From “Probably” to “Provably”: Guaranteeing Performance on New Data
One of the biggest questions in AI is: “How can we be sure a model will work on new data it has never seen before?” When assessing model generalisation capabilities, existing methods often only provide a statistical guess. Arthur Clavière (LinkedIn) introduced a formal method that provides more rigorous guarantees of a model’s performance on unseen inputs. It works by systematically breaking down the vast, continuous space of inputs into smaller, more manageable sub-regions. For each of those the method then attempts to prove that the model’s error stays within a predefined tolerance and, if unsuccessful, splits the region into smaller regions again. While the challenge of scaling such an analysis to cover large, high-dimensional input spaces remains, the work is a valuable step towards safer AI. (Link to Paper)
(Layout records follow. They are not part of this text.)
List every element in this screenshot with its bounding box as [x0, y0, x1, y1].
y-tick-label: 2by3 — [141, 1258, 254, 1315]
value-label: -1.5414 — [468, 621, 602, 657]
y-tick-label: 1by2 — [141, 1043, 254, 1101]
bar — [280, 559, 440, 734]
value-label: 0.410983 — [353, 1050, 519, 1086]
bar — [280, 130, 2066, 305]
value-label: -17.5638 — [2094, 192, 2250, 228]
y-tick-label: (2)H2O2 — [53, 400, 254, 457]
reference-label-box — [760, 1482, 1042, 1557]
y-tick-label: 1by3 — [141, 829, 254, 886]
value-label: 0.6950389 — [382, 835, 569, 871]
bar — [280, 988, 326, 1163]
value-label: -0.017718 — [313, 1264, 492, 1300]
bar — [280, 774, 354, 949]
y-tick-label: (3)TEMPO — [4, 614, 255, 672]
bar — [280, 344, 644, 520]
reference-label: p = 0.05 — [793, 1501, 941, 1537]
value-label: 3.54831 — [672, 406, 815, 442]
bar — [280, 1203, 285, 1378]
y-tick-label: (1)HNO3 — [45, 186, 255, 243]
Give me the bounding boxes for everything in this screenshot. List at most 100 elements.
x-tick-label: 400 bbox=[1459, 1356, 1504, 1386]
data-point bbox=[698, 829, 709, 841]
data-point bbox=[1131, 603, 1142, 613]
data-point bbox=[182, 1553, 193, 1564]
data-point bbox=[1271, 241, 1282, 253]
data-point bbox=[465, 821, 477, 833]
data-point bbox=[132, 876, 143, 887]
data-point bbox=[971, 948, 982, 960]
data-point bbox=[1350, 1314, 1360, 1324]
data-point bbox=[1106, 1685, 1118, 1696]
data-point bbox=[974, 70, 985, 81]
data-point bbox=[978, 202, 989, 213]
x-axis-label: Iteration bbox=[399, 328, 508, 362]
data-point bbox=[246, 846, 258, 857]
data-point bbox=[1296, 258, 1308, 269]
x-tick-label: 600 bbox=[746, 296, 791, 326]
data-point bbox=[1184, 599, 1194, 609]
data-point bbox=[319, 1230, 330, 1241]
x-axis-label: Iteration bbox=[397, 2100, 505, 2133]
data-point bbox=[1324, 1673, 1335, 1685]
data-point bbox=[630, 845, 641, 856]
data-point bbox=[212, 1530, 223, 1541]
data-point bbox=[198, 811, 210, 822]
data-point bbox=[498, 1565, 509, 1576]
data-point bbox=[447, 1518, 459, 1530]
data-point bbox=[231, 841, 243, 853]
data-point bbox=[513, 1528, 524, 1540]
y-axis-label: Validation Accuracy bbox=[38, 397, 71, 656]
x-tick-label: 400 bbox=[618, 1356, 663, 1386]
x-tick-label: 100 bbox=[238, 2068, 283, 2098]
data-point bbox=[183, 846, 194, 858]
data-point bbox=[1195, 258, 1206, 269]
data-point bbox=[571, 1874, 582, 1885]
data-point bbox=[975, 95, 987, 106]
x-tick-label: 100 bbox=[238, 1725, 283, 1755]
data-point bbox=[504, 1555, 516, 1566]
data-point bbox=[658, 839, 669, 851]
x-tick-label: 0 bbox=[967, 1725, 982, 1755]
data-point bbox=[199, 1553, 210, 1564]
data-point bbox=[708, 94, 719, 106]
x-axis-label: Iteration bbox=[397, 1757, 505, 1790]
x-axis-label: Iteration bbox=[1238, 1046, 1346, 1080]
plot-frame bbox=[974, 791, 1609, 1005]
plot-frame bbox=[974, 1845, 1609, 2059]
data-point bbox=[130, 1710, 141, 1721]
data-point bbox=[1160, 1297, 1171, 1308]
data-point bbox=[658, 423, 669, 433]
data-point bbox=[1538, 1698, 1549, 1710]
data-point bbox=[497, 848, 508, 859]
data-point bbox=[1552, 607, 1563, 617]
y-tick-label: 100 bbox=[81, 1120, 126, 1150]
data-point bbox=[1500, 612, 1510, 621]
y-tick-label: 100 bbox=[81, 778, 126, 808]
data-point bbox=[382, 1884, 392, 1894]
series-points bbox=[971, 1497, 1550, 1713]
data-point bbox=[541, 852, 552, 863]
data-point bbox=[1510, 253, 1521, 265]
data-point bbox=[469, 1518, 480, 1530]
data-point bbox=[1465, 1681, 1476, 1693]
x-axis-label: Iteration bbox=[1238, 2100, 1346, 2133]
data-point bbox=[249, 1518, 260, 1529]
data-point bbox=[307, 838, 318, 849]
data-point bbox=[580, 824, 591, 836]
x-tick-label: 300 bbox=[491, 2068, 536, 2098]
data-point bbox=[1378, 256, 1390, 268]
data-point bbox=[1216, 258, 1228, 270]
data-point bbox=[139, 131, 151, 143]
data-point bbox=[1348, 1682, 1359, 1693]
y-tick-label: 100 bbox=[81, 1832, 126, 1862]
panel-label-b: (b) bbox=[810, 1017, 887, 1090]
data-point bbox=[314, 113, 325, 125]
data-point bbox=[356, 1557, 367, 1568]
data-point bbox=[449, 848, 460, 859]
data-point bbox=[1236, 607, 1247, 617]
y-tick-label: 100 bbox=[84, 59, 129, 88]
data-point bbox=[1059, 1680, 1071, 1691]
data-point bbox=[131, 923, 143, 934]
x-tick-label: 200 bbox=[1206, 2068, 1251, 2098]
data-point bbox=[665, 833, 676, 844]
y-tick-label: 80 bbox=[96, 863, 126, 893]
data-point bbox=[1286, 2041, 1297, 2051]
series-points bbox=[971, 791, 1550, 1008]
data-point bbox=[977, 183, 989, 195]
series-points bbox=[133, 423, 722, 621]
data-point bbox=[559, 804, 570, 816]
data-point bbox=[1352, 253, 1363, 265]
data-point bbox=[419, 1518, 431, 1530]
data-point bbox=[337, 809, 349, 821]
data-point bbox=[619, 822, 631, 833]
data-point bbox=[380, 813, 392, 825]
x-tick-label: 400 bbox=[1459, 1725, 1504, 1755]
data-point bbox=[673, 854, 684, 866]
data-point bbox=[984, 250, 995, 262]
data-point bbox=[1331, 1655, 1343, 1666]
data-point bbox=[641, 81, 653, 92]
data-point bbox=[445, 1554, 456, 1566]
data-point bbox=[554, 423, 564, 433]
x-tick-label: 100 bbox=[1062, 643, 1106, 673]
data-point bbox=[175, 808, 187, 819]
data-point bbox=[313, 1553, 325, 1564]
We had an amazing time at SAIV 2025. The discussions and advancements presented in Zagreb reinforce our mission at Safe Intelligence: building the tools to make AI provably safe and reliable. These developments aren’t just academic—they are the building blocks for the future we are working towards.
Zagreb was a beautiful backdrop for a week of intense learning and networking. We connected with great people and exchanged a lot of ideas with others in the field. We’re already looking forward to SAIV 2026!